10. This takes us to the structure database. We will be using the following entries:
1UXM A4V mutation of human SOD1
1UXL I113T mutation of human SOD1
1SPD Human superoxide dismutase 1 (SOD1)
11. First click on 1SPD, the normal structure of SOD1, and on the next screen click on “View 3D Structure” (the gray button).
The viewing program should open up a new window with the structure of SOD1. Note that you can click and drag on the image to rotate it in 3D.
12. Answer the following questions:
a. What secondary structures are visible? How many can you find of each type?
________________________________________________________________
b. What metal cofactors are present?
________________________________________________________________
c. Locate the amino and carboxyl termini. What does this tell you about quaternary structure?
________________________________________________________________
13. Now click on 1UXM, view the structure and answer these questions:
a. Which level of protein structure is visibly altered by the A4V mutation, compared to the normal SOD1 structure?
________________________________________________________________
14. Now click on 1UXL, study the structure and answer these questions:
a. 1UXM is described as an “A4V mutation of human SOD1.” This means that the fourth amino acid in the protein has been changed from adenine to valine, due to a missense mutation in the gene. 1UXL is described as an “I113T mutation of human SOD1.” What does this mean?

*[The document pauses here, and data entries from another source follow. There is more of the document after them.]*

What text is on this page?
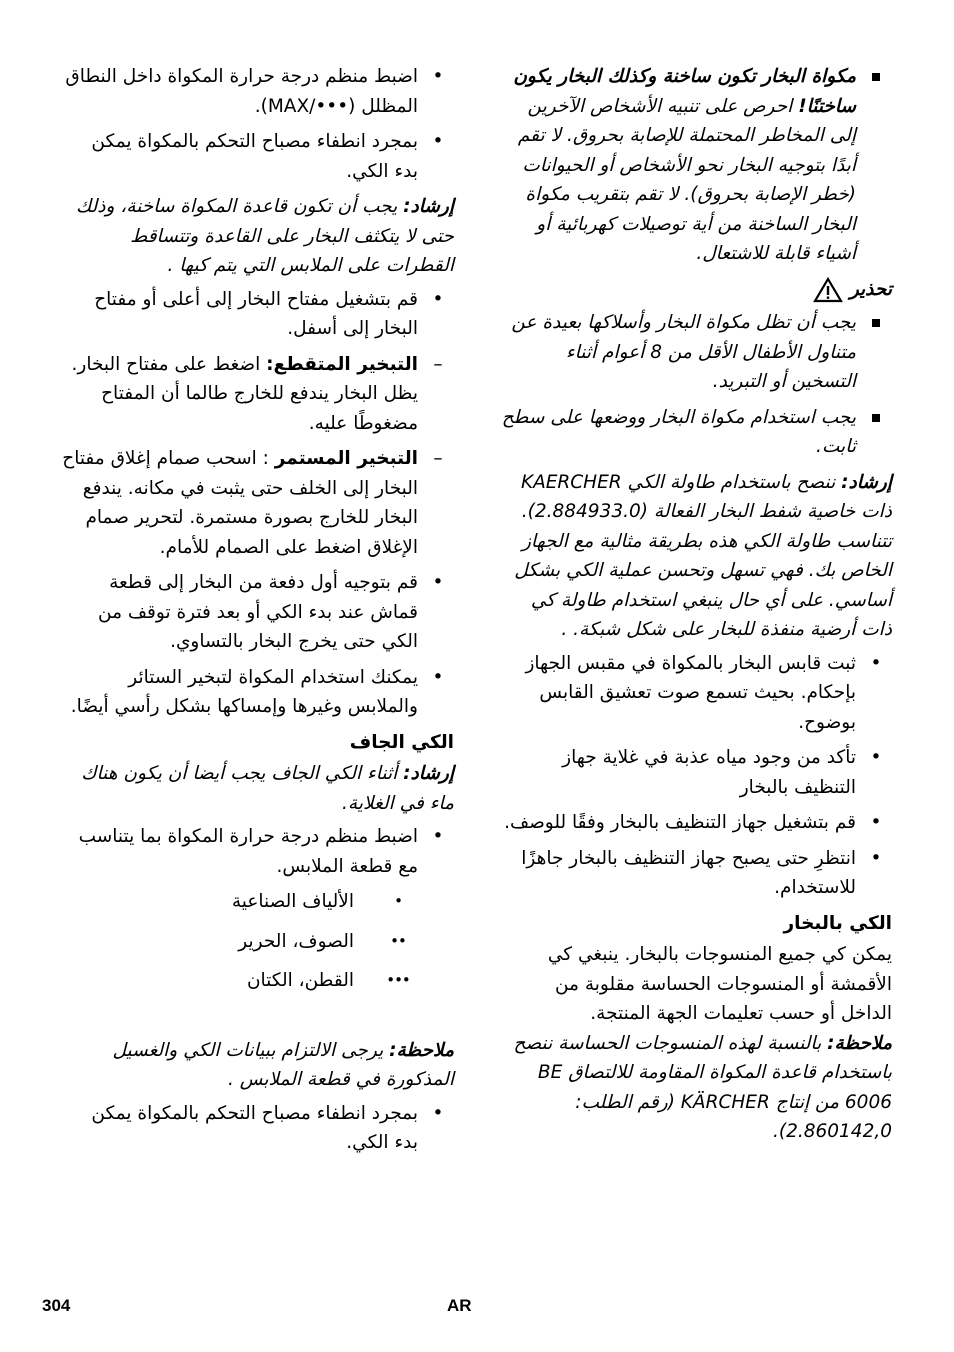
مكواة البخار تكون ساخنة وكذلك البخار يكون ساختنًا! احرص على تنبيه الأشخاص الآخرين إلى المخاطر المحتملة للإصابة بحروق. لا تقم أبدًا بتوجيه البخار نحو الأشخاص أو الحيوانات (خطر الإصابة بحروق). لا تقم بتقريب مكواة البخار الساخنة من أية توصيلات كهربائية أو أشياء قابلة للاشتعال.
تحذير
يجب أن تظل مكواة البخار وأسلاكها بعيدة عن متناول الأطفال الأقل من 8 أعوام أثناء التسخين أو التبريد.
يجب استخدام مكواة البخار ووضعها على سطح ثابت.

إرشاد: ننصح باستخدام طاولة الكي KAERCHER ذات خاصية شفط البخار الفعالة (2.884933.0). تتناسب طاولة الكي هذه بطريقة مثالية مع الجهاز الخاص بك. فهي تسهل وتحسن عملية الكي بشكل أساسي. على أي حال ينبغي استخدام طاولة كي ذات أرضية منفذة للبخار على شكل شبكة. .

•
ثبت قابس البخار بالمكواة في مقبس الجهاز بإحكام. بحيث تسمع صوت تعشيق القابس بوضوح.
•
تأكد من وجود مياه عذبة في غلاية جهاز التنظيف بالبخار
•
قم بتشغيل جهاز التنظيف بالبخار وفقًا للوصف.
•
انتظرِ حتى يصبح جهاز التنظيف بالبخار جاهزًا للاستخدام.

الكي بالبخار

يمكن كي جميع المنسوجات بالبخار. ينبغي كي الأقمشة أو المنسوجات الحساسة مقلوبة من الداخل أو حسب تعليمات الجهة المنتجة.

ملاحظة: بالنسبة لهذه المنسوجات الحساسة ننصح باستخدام قاعدة المكواة المقاومة للالتصاق BE 6006 من إنتاج KÄRCHER (رقم الطلب: 2.860142,0).

•
اضبط منظم درجة حرارة المكواة داخل النطاق المظلل (•••/MAX).
•
بمجرد انطفاء مصباح التحكم بالمكواة يمكن بدء الكي.

إرشاد: يجب أن تكون قاعدة المكواة ساخنة، وذلك حتى لا يتكثف البخار على القاعدة وتتساقط القطرات على الملابس التي يتم كيها .

•
قم بتشغيل مفتاح البخار إلى أعلى أو مفتاح البخار إلى أسفل.
–
التبخير المتقطع: اضغط على مفتاح البخار. يظل البخار يندفع للخارج طالما أن المفتاح مضغوطًا عليه.
–
التبخير المستمر : اسحب صمام إغلاق مفتاح البخار إلى الخلف حتى يثبت في مكانه. يندفع البخار للخارج بصورة مستمرة. لتحرير صمام الإغلاق اضغط على الصمام للأمام.
•
قم بتوجيه أول دفعة من البخار إلى قطعة قماش عند بدء الكي أو بعد فترة توقف من الكي حتى يخرج البخار بالتساوي.
•
يمكنك استخدام المكواة لتبخير الستائر والملابس وغيرها وإمساكها بشكل رأسي أيضًا.

الكي الجاف

إرشاد: أثناء الكي الجاف يجب أيضا أن يكون هناك ماء في الغلاية.

•
اضبط منظم درجة حرارة المكواة بما يتناسب مع قطعة الملابس.
•
الألياف الصناعية
••
الصوف، الحرير
•••
القطن، الكتان

ملاحظة: يرجى الالتزام ببيانات الكي والغسيل المذكورة في قطعة الملابس .

•
بمجرد انطفاء مصباح التحكم بالمكواة يمكن بدء الكي.
304	AR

________________________________________________________________
b. Which level of protein structure is visibly altered by the I113T mutation, compared to the normal SOD1 structure?
________________________________________________________________
________________________________________________________________
15. Close the structure viewing windows and use the back arrow to return to the structures list. On the right side of the 1UXM entry, click on “Links” and drag down to “Full text in PMC.”
This will take you to a list of 2 journal articles which study the A4V and I113T mutations. Click on the “Abstract” of each article, read through them quickly, and answer these questions:
a. What can you find out about the location of the A4V and I113T mutations, in terms of both tertiary and quaternary structure?
________________________________________________________________
________________________________________________________________
b. What effect do these mutations have on the dimer formation?
________________________________________________________________
________________________________________________________________
16. Homework (check with your instructor for due date): Use your answers to all the previous questions in this activity to synthesize a 1-page written summary describing how mutation of the SOD1 gene relates to the disease ALS. The summary should include a description of ALS on both a physiological and cellular level and the mode of transmission in familial cases; the normal structure and function of SOD1 protein in a motor neuron; the types of SOD1 mutations associated with ALS; and an explanation of how these mutations affect the structure of SOD1 and thus cause neuronal death. The summary should be 3/4 page typed, 250-300 words.